Data Export Guide
Overview
Qarion ETL provides a comprehensive export system for exporting data from tables to files in various formats. This complements the file loading system, allowing you to export processed data for downstream consumption, reporting, or integration with other systems.
There are two ways to export data in Qarion ETL:
- Export Flow: Declarative flow-based export with multiple export modes (full, batch, incremental, changes_only)
- Export Executor API: Programmatic export using Python API
Quick Start
Using Export Flow (Recommended)
The easiest way to export data is using an Export Flow:
# flows/export_orders.toml
id = "export_orders"
name = "Export Orders"
flow_type = "export_flow"
namespace = "public"
[input]
columns = [] # Export flows don't require input columns
[properties.export]
source_dataset_id = "orders_staging"
file_path = "exports/orders.csv"
export_mode = "full"
format = "csv"
exporter_config = {
delimiter = ","
include_header = true
encoding = "utf-8"
}
Then run the export flow:
qarion-etl run --flow export_orders
For complete Export Flow documentation, see Export Flow Reference.
Using Export Executor API
Export a table to a CSV file programmatically:
from exporters import ExportExecutor
from engines import EngineLoader
# Load and connect to engine
engine = EngineLoader.load({'name': 'sqlite', 'config': {'path': 'data.db'}})
engine.connect()
# Create export executor
executor = ExportExecutor(engine)
# Export table
result = executor.export_table(
source_table='orders',
file_path='exports/orders.csv'
)
print(f"Exported {result.rows_exported} rows")
Supported Formats
CSV
Export to CSV format (comma-separated values):
result = executor.export_table(
source_table='orders',
file_path='exports/orders.csv',
format='csv',
config={
'delimiter': ',',
'include_header': True,
'encoding': 'utf-8'
}
)
Configuration Options:
delimiter: Field delimiter (default:',')include_header: Include header row (default:True)encoding: File encoding (default:'utf-8')columns: List of columns to export (default: all columns)
JSON
Export to JSON format:
# Standard JSON (array of objects)
result = executor.export_table(
source_table='orders',
file_path='exports/orders.json',
format='json',
config={
'indent': 2, # Pretty printing
'jsonl': False
}
)
# JSONL format (one object per line)
result = executor.export_table(
source_table='orders',
file_path='exports/orders.jsonl',
format='json',
config={'jsonl': True}
)
Configuration Options:
indent: Indentation level for pretty printing (default:None)jsonl: Use JSONL format (default:False)columns: List of columns to export (default: all columns)encoding: File encoding (default:'utf-8')
Parquet
Export to Parquet format (columnar storage):
result = executor.export_table(
source_table='analytics_data',
file_path='exports/analytics.parquet',
format='parquet',
config={
'compression': 'snappy',
'columns': ['id', 'value', 'timestamp']
}
)
Configuration Options:
compression: Compression codec (default:'snappy')columns: List of columns to export (default: all columns)index: Include index (default:False)

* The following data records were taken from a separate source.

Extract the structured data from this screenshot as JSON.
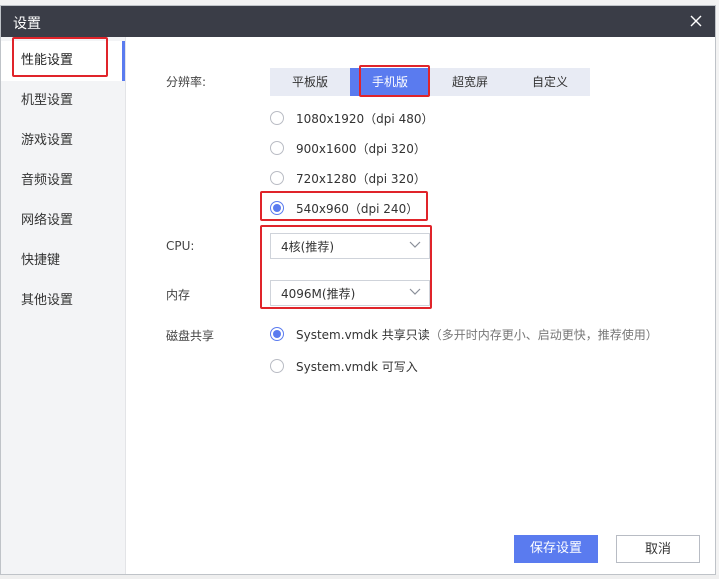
{
  "dialog": {
    "title": "设置"
  },
  "sidebar": {
    "items": [
      {
        "label": "性能设置"
      },
      {
        "label": "机型设置"
      },
      {
        "label": "游戏设置"
      },
      {
        "label": "音频设置"
      },
      {
        "label": "网络设置"
      },
      {
        "label": "快捷键"
      },
      {
        "label": "其他设置"
      }
    ],
    "active_index": 0
  },
  "resolution": {
    "label": "分辨率:",
    "tabs": [
      "平板版",
      "手机版",
      "超宽屏",
      "自定义"
    ],
    "selected_tab": "手机版",
    "options": [
      "1080x1920（dpi 480）",
      "900x1600（dpi 320）",
      "720x1280（dpi 320）",
      "540x960（dpi 240）"
    ],
    "selected_option": "540x960（dpi 240）"
  },
  "cpu": {
    "label": "CPU:",
    "value": "4核(推荐)"
  },
  "memory": {
    "label": "内存",
    "value": "4096M(推荐)"
  },
  "disk": {
    "label": "磁盘共享",
    "option_readonly": "System.vmdk 共享只读",
    "option_readonly_note": "（多开时内存更小、启动更快，推荐使用）",
    "option_writable": "System.vmdk 可写入",
    "selected": "readonly"
  },
  "footer": {
    "save_label": "保存设置",
    "cancel_label": "取消"
  },
  "colors": {
    "accent": "#5a7bef",
    "titlebar": "#3a3d47",
    "highlight": "#e0242a"
  }
}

Note: Parquet export requires pandas and pyarrow:
pip install pandas pyarrow
Exporting Filtered Data
Use SQL queries to export filtered or transformed data:
# Export recent orders
result = executor.export_table(
source_table='orders',
file_path='exports/recent_orders.csv',
query="SELECT * FROM orders WHERE order_date > '2024-01-01'"
)
# Export aggregated data
result = executor.export_table(
source_table='orders',
file_path='exports/daily_totals.csv',
query="""
SELECT
DATE(order_date) as date,
COUNT(*) as order_count,
SUM(total) as total_revenue
FROM orders
GROUP BY DATE(order_date)
ORDER BY date
"""
)
Exporting Specific Columns
Export only the columns you need:
result = executor.export_table(
source_table='orders',
file_path='exports/orders_summary.csv',
config={
'columns': ['id', 'order_date', 'total', 'status']
}
)
Format Auto-Detection
The export format is automatically detected from the file extension:
# Format detected from extension
executor.export_table('orders', 'exports/orders.csv') # CSV
executor.export_table('orders', 'exports/orders.json') # JSON
executor.export_table('orders', 'exports/orders.parquet') # Parquet
Error Handling
Export operations return results with success status:
result = executor.export_table(
source_table='orders',
file_path='exports/orders.csv'
)
if result.success:
print(f"Successfully exported {result.rows_exported} rows")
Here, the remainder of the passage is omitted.